We could not eat with the others; at the morning break, the UCD students gathered in a big canteen that was always full of noise and laughter and music. Posters of Ziggy Stardust and John Lennon were pinned to the walls; flyers for discos and parties. We had a box-room downstairs where we met with our sandwiches and cups of tea, where we said our Grace before meals and our Grace after meals, before heading back upstairs for the rest of the morning’s lectures. The Wasp told us that this apartheid existed so we would not be distracted by the worldly nature of the young people; Rudolph said it was so we would not be contaminated by them.
The UCD lads wore their hair long and their beards heavy; they sported bell-bottomed trousers or flared jeans, brightly coloured shirts and tinted glasses. The girls distracted us with their hot pants and knee-high boots. They talked openly of sex and drugs and continued their discussions in the bars around Dublin after class, going to concerts and all-night parties, while we took to our bikes again and cycled back across the East Wall and down the long road that would take us back to Clonliffe, where we would gather in the chapel to recite the Office of Sext and then all five
chapters of the Angelus before dinner was served, throughout which one poor unfortunate boy, usually one from the later years, would be propped up at the pulpit and would read to us from G. K. Chesterton, C. S. Lewis or The Lives of the Apostles. We were not allowed to talk, of course. We could eat and we could listen. That was the way of it.

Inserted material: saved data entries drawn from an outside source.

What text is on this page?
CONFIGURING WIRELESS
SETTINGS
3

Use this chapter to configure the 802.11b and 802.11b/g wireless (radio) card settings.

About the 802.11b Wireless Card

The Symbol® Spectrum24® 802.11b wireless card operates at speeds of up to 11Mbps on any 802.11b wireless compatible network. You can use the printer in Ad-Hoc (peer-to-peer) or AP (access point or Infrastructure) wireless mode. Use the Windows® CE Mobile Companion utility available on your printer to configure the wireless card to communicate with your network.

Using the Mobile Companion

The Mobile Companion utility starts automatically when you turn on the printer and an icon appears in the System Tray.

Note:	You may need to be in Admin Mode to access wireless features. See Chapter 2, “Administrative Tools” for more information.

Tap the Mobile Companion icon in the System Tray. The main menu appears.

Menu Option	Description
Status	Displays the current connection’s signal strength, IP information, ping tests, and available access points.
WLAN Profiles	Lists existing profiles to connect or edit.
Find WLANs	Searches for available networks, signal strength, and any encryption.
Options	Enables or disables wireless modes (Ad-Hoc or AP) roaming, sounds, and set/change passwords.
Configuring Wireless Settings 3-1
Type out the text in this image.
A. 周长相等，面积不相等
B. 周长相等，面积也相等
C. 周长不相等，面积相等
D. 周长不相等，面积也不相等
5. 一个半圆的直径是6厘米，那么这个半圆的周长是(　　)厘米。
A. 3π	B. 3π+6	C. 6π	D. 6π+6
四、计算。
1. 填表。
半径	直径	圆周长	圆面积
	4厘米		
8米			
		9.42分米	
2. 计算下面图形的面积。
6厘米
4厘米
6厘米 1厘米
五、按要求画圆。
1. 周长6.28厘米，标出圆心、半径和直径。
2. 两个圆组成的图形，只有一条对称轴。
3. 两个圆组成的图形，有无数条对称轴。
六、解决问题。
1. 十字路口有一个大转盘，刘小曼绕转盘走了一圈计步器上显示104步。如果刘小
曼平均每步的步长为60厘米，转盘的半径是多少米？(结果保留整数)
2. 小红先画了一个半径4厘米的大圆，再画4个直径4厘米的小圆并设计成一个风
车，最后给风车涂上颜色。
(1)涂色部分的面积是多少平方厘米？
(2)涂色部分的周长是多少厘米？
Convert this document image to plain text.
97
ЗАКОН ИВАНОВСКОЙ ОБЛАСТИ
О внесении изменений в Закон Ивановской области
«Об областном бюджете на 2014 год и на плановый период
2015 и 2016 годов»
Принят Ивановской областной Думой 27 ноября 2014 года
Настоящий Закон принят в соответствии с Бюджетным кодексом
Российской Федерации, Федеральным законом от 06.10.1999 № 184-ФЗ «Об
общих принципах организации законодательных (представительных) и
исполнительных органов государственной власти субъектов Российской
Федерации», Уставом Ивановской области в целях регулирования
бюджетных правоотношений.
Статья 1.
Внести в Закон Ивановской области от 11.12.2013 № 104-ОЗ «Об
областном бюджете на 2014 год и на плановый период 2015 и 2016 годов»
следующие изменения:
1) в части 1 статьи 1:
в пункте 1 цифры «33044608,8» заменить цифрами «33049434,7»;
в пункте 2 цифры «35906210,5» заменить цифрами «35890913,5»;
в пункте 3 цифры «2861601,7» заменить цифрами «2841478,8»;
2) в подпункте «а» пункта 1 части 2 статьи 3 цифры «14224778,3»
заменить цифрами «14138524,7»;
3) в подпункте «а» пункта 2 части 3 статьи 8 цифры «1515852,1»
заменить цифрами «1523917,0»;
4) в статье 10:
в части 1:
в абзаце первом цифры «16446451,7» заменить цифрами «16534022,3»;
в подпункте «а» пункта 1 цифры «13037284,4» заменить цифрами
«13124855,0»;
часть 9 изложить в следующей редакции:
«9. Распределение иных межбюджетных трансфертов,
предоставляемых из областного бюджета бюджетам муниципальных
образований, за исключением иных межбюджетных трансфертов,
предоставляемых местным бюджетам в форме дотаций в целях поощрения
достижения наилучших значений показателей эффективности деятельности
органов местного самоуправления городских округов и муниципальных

Did I miss out on the experiences that my classmates in UCD were enjoying? I did, of course. And from time to time I would feel a desperate longing to join them as they boarded the buses into town, looking forward to a night in the Long Hall or Mulligan’s, where they would talk of how they might change the world over pints and shorts, and cosy up to each other, an arm casually slung across the shoulder of the person next to them, a walk to the bus-stop later, a kiss in the night air, a suggestion of more to come. I did, at times. I missed it terribly. There were a couple of lads and a girl or two whose company I sorely wanted to join, for they seemed so full of energy and youth and life, but I never even exchanged a word with any of them. But then I would arrive back at Clonliffe and think no, I’m home again. This is where I am meant to be.
But I was one of the lucky ones, I think now. For that was where I was meant to be. There were others who should have been elsewhere, anywhere else. Far away, and the further the better.
We were back in the seminary after lunch for lectures on spirituality, formation and liturgy, and then after dinner we had an hour to ourselves to do with what we would. A few lads might set up a game of hurley in the yard – we learned early on that to suggest a game of soccer was tantamount to toasting the queen; some might take the cloister walk to be alone with their thoughts; some might go to the music room, where there were two pianos and a violin to be found; some might have a nap; some might play billiards or lawn tennis; some might read.
We were allowed books, of course – our families could send them to us – but they had to be approved by the priests in the mail-room before they could make their way to our cells and modern novels were frowned upon. I read Dickens and Trollope, was denied George Eliot, for there was something disturbing, or so Harold Wilson told me, about a woman presenting herself as a man. ‘She must have had a mental disorder,’ he said, ripping The Mill on the Floss out of my hands and tossing it in the nearest rubbish bin. ‘A lot of the women do. It’s in their blood.’ Virginia Woolf was out too, for hadn’t she filled her pockets with stones before taking a stroll into the River Ouse, the biggest mortaller of all.